A revisão para cima de metas de inflação já foi feita no passado e não é um grande problema. Mas a alteração das regras do jogo em um contexto de fortes ataques do presidente da República, Luiz Inácio Lula da Silva, ao presidente do Banco Central, Roberto Campos Neto, preocupa pelo impacto negativo sobre as expectativas de alta de preços.
A avaliação é do ex-secretário de Fazenda do estado de São Paulo, ex-diretor-executivo da IFI (Instituição Fiscal Independente) e um dos maiores especialistas em contas públicas do país, Felipe Salto, que acabou de assumir o cargo de economista-chefe da Warren Renascença.
Ao comentar os rumores de que o BC estaria disposto a ceder e revisar para cima a meta de inflação de 2024, passando-a de 3% para 3,5%, ele lembra que são as expectativas que guiam o BC na condução dos juros.
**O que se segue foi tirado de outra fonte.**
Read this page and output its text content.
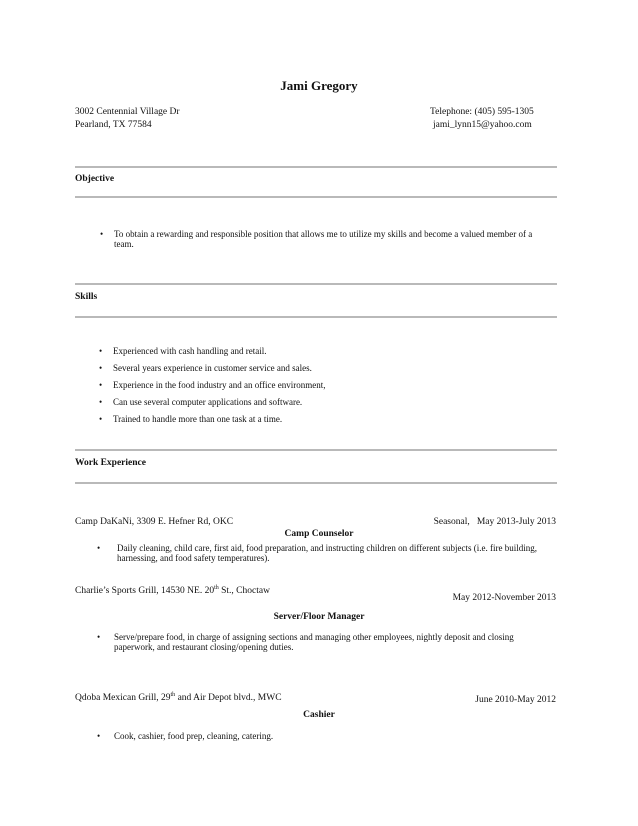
Jami Gregory
3002 Centennial Village Dr
Pearland, TX 77584
Telephone: (405) 595-1305
jami_lynn15@yahoo.com
Objective
• To obtain a rewarding and responsible position that allows me to utilize my skills and become a valued member of a team.
Skills
• Experienced with cash handling and retail.
• Several years experience in customer service and sales.
• Experience in the food industry and an office environment,
• Can use several computer applications and software.
• Trained to handle more than one task at a time.
Work Experience
Camp DaKaNi, 3309 E. Hefner Rd, OKC	Seasonal,   May 2013-July 2013
Camp Counselor
• Daily cleaning, child care, first aid, food preparation, and instructing children on different subjects (i.e. fire building, harnessing, and food safety temperatures).
Charlie’s Sports Grill, 14530 NE. 20th St., Choctaw
May 2012-November 2013
Server/Floor Manager
• Serve/prepare food, in charge of assigning sections and managing other employees, nightly deposit and closing paperwork, and restaurant closing/opening duties.
Qdoba Mexican Grill, 29th and Air Depot blvd., MWC	June 2010-May 2012
Cashier
• Cook, cashier, food prep, cleaning, catering.
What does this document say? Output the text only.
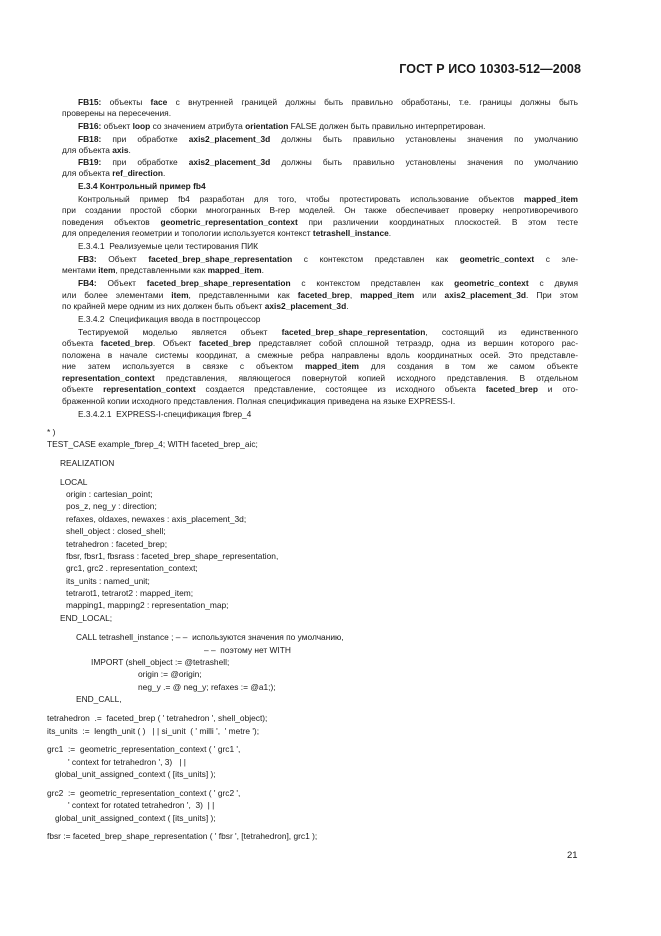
ГОСТ Р ИСО 10303-512—2008
FB15: объекты face с внутренней границей должны быть правильно обработаны, т.е. границы должны быть
проверены на пересечения.
FB16: объект loop со значением атрибута orientation FALSE должен быть правильно интерпретирован.
FB18: при обработке axis2_placement_3d должны быть правильно установлены значения по умолчанию
для объекта axis.
FB19: при обработке axis2_placement_3d должны быть правильно установлены значения по умолчанию
для объекта ref_direction.
Е.3.4 Контрольный пример fb4
Контрольный пример fb4 разработан для того, чтобы протестировать использование объектов mapped_item
при создании простой сборки многогранных В-rep моделей. Он также обеспечивает проверку непротиворечивого
поведения объектов geometric_representation_context при различении координатных плоскостей. В этом тесте
для определения геометрии и топологии используется контекст tetrashell_instance.
Е.3.4.1  Реализуемые цели тестирования ПИК
FB3: Объект faceted_brep_shape_representation с контекстом представлен как geometric_context с эле-
ментами item, представленными как mapped_item.
FB4: Объект faceted_brep_shape_representation с контекстом представлен как geometric_context с двумя
или более элементами item, представленными как faceted_brep, mapped_item или axis2_placement_3d. При этом
по крайней мере одним из них должен быть объект axis2_placement_3d.
Е.3.4.2  Спецификация ввода в постпроцессор
Тестируемой моделью является объект faceted_brep_shape_representation, состоящий из единственного
объекта faceted_brep. Объект faceted_brep представляет собой сплошной тетраэдр, одна из вершин которого рас-
положена в начале системы координат, а смежные ребра направлены вдоль координатных осей. Это представле-
ние затем используется в связке с объектом mapped_item для создания в том же самом объекте
representation_context представления, являющегося повернутой копией исходного представления. В отдельном
объекте representation_context создается представление, состоящее из исходного объекта faceted_brep и ото-
браженной копии исходного представления. Полная спецификация приведена на языке EXPRESS-I.
Е.3.4.2.1  EXPRESS-I-спецификация fbrep_4
* )
TEST_CASE example_fbrep_4; WITH faceted_brep_aic;
REALIZATION
LOCAL
origin : cartesian_point;
pos_z, neg_y : direction;
refaxes, oldaxes, newaxes : axis_placement_3d;
shell_object : closed_shell;
tetrahedron : faceted_brep;
fbsr, fbsr1, fbsrass : faceted_brep_shape_representation,
grc1, grc2 . representation_context;
its_units : named_unit;
tetrarot1, tetrarot2 : mapped_item;
mapping1, mappıng2 : representation_map;
END_LOCAL;
CALL tetrashell_instance ; – –  используются значения по умолчанию,
– –  поэтому нет WITH
IMPORT (shell_object := @tetrashell;
origin := @origin;
neg_y .= @ neg_y; refaxes := @a1;);
END_CALL,
tetrahedron  .=  faceted_brep ( ' tetrahedron ', shell_object);
its_units  :=  length_unit ( )   | | si_unit  ( ' milli ',  ' metre ');
grc1  :=  geometric_representation_context ( ' grc1 ',
' context for tetrahedron ', 3)   | |
global_unit_assigned_context ( [its_units] );
grc2  :=  geometric_representation_context ( ' grc2 ',
' context for rotated tetrahedron ',  3)  | |
global_unit_assigned_context ( [its_units] );
fbsr := faceted_brep_shape_representation ( ' fbsr ', [tetrahedron], grc1 );
21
Ao mesmo tempo, avalia que há espaço para a taxa Selic cair ainda em 2023, se os desafios fiscais forem superados.
“Mas os ataques [de Lula a Campos Neto] prejudicam esse movimento, turvam o mercado”, avalia. “A autonomia do Banco Central foi aprovada e vem sendo cumprida. Se há ou não condições de redução dos juros, é o BC que decide.”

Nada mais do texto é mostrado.